[Math] Maximization via Lagrange multipliers vs. substitution and partial derivatives

calculuslagrange multipliermultivariable-calculusoptimizationpartial derivative

Consider the example of maximizing $x^2 y z$ under the constraint that $x^2 + y^2 + z^2 = 5$.

One way to do this is to use lagrange multipliers, solving the system of equations

$$2xyz = 2x \lambda$$
$$x^2 z = 2 y \lambda$$
$$x^2 y = 2 z \lambda$$
$$x^2 + y^2 + z^2 = 5$$


However, couldn't you just substitute $x^2 = 5 – y^2 – z^2$ into the expression you want to maximize to get: $y z \left(-y^2-z^2+5\right)$

and then just maximize that by setting the $y$ and $z$ partial derivatives equal to zero?

Then you just have to solve the arguably simpler system of equations:

$$3 y^2 z+z^3=5 z$$
$$y^3+3 y z^2=5 y$$

where the $z$s and $y$s cancel out nicely on both sides.

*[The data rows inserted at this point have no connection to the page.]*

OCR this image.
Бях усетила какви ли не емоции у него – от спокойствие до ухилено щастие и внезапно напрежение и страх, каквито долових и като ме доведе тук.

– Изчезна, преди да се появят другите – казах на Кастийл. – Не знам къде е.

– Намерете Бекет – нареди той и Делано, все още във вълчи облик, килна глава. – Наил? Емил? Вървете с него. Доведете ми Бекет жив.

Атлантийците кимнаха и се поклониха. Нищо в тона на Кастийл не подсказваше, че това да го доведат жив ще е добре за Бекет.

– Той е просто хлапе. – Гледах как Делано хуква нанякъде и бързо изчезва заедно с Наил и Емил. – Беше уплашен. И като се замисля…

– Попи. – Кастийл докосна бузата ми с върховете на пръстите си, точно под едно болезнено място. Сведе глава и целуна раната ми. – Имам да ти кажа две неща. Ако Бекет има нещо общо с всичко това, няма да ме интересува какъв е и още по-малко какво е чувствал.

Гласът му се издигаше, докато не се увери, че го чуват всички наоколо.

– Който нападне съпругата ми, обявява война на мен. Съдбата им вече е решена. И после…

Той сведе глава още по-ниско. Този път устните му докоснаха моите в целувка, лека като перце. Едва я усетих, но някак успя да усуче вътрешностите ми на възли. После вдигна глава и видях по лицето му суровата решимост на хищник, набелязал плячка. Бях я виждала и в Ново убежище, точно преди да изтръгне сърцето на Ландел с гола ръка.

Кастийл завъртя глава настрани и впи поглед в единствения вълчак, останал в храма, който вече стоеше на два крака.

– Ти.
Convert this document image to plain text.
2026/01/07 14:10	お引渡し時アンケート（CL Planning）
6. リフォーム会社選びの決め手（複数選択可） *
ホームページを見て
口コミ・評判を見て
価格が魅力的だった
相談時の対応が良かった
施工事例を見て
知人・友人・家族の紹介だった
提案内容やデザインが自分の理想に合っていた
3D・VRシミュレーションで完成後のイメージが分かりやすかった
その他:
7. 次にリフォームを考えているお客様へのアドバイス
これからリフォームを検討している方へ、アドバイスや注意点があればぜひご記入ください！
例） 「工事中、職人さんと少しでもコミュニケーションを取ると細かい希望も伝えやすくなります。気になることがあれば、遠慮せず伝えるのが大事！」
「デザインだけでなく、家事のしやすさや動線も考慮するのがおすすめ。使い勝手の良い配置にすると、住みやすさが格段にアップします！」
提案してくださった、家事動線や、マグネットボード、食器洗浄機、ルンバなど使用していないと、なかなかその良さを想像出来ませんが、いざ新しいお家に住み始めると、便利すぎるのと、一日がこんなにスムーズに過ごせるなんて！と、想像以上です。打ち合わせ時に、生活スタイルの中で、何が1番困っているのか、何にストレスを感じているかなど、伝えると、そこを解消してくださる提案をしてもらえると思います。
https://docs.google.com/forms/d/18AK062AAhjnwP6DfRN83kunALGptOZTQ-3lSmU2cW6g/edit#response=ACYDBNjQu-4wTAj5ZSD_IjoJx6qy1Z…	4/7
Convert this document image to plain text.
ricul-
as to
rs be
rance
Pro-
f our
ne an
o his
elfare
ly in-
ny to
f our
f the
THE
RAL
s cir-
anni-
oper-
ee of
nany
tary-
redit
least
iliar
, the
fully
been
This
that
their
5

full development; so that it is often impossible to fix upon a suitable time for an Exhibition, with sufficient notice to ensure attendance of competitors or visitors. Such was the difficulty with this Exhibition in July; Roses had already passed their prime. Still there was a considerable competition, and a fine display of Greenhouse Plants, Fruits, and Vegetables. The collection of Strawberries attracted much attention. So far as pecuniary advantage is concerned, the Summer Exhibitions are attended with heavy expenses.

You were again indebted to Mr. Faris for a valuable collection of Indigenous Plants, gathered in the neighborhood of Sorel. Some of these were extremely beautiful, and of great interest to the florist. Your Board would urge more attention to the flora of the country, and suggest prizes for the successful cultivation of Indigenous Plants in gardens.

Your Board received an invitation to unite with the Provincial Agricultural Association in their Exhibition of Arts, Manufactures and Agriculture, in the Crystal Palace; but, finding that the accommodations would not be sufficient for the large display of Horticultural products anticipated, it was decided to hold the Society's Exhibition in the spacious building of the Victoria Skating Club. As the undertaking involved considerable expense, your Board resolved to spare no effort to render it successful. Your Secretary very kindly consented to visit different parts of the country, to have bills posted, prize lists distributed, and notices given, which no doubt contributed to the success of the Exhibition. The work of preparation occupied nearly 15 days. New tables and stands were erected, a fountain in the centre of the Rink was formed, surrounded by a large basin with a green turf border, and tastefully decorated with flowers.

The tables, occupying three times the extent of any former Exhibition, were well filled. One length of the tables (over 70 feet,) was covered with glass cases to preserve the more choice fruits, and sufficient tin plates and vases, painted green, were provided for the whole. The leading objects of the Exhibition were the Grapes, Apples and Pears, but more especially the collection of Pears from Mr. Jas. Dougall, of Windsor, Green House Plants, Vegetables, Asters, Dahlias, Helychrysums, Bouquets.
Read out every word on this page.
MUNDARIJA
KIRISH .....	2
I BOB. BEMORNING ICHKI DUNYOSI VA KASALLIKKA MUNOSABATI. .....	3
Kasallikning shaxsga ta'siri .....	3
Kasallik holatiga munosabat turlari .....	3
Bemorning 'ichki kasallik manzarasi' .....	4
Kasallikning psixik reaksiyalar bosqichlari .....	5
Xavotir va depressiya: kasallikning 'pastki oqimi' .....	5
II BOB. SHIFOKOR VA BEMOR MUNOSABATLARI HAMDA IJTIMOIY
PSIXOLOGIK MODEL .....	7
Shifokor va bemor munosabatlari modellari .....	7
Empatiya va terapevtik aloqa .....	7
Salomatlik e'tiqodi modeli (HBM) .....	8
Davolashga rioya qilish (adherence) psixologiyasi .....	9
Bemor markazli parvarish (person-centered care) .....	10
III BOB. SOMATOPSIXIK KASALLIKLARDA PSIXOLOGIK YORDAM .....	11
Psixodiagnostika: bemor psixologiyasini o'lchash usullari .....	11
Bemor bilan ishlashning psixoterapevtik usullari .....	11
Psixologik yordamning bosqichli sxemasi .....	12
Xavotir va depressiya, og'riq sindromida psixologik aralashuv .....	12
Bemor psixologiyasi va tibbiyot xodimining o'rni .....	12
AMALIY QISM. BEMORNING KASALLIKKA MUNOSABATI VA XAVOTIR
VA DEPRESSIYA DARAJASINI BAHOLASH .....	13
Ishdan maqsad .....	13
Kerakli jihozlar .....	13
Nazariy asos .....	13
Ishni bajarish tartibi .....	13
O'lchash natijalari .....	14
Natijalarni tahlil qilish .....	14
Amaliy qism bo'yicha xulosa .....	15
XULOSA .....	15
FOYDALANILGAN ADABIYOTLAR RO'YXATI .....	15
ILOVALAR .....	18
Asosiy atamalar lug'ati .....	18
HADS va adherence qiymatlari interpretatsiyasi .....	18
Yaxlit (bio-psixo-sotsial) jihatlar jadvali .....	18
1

Why is maximize by lagrange multipliers necessary when you can always substitute and maximize the resulting function?

When should you choose one over the other?

Best Answer

If you're going to substitute like this, be careful to make sure you're not throwing out information when you do. For instance, the initial constraint of $x^2 + y^2 + z^2 = 5$ implies in particular that $y^2 + z^2 \leq 5$. If you blindly substitute $x^2 = 5-y^2 - z^2$ as above, you'll end up trying to maximize $yz(5 - y^2 - z^2)$ with no constraint on $y$ or $z$ whatsoever, when in fact you should maximize it on the disk $y^2 + z^2 \leq 5$.